Preseason scouting is a tightrope walk. “You’re always teetering between knowing enough about a big whitetail to kill him and pressing so hard that you alert the deer,” says Scott Kirkpatrick (right) of Wisconsin’s Buffalo County Outfitters (715-287-3344; buffalo county “Mature bucks are incredibly sensitive to human pressure. So while I’m serious about preseason scouting, I’m also very careful about how I do it. The opening week can be a great time to kill a big buck, and I don’t want to blow it.” It’s a balancing act you can pull off, he says. But you have to do your homework. Here it is:

The Assignments

#1: Monitor Food Sources
“The timing of when deer focus on certain foods is critical,” Kirkpatrick says. “Soybeans, for example, are a huge draw until the leaves start to yellow. Then the bucks abandon them for alfalfa. With alfalfa, there are certain stages of growth deer prefer. And when white oak acorns drop early, bucks hardly come to fields at all.” It’s your job to keep track of it all.

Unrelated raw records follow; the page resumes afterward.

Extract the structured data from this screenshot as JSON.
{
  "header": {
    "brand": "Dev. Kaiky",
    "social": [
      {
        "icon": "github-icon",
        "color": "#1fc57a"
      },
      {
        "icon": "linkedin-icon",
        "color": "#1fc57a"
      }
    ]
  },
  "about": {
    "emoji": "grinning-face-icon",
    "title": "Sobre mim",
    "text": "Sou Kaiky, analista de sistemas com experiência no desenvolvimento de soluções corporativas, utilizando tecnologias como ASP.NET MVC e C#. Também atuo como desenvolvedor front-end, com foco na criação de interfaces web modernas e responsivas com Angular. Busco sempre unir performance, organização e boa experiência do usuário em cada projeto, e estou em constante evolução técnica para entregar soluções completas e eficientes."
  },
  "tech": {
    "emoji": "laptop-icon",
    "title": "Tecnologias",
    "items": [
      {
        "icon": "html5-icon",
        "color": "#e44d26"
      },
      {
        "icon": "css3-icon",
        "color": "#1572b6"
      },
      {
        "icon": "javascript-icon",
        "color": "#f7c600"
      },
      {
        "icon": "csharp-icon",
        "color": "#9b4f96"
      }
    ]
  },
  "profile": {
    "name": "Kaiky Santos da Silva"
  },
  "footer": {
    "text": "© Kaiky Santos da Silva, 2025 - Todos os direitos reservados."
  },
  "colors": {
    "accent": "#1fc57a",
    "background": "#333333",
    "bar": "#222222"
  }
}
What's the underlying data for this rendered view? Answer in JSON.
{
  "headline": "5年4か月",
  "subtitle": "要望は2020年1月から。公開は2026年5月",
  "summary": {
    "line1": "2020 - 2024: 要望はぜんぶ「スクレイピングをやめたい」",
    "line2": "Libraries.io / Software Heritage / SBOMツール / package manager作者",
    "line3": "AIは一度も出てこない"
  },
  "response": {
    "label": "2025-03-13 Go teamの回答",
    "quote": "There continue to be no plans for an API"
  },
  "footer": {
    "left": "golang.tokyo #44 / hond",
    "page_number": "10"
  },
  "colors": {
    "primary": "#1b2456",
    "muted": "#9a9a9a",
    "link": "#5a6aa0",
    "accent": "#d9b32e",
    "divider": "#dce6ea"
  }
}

“If you don’t work the land yourself, the farmers who do are an invaluable source of information. Ask them where and when they see big bucks.” Meanwhile, start your own routine of checking food sources, even if it’s just for an hour after work every few days.

#2: Glass, Glass, and Glass
“I live with a pair of Swarovski 10×42s in my hand,” Kirkpatrick says. Feeding deer are never more visible than they are now, and he takes advantage by glassing mornings and evenings. “I glass from my truck or stay out of sight by using a barn, silo, wagon, or woodpile to spy on a good buck entering a field, or hitting white oaks on an open-wooded hillside.” Your goal here is to single out a shooter buck and learn the spot where he typically enters the chow zone.

YOUR LAST STEP is to sneak in and out of a big buck’s kitchen to get the hard info you need to set up on him. “Just knowing he feeds in an alfalfa field isn’t enough,” says Kirkpatrick. “You need to know roughly where he beds, which trail he uses to get to the field, and exactly where he’s vulnerable.”

Don’t overuse cameras. Kirkpatrick uses trail cameras for his recon, but he uses them differently from most guys. “The majority of hunters spend way too much time monkeying with these things,” he says. “They want a whole roll of pictures of a single buck. In my area, a mature deer isn’t going to tolerate that.”

Find the hot trail. At midday, wearing gloves and rubber boots, Kirkpatrick goes to the buck’s entrance to the feeding area. He narrows the most likely approach routes to two and sets a camera on each. “Leave them for a few days, and then go back,” he advises. Usually one of the cameras will reveal which trail your boy is using—and where to hang your stand.

Place your stand. “Put it near the field edge if you’ve seen the buck enter during daylight (stand A). If he tends to wait until dusk, though, hang it a little farther (stand B)—but no more than 75 to 100 yards—into the timber.” Your final exam is to be in that stand with a good wind once the season opens—and make a good shot.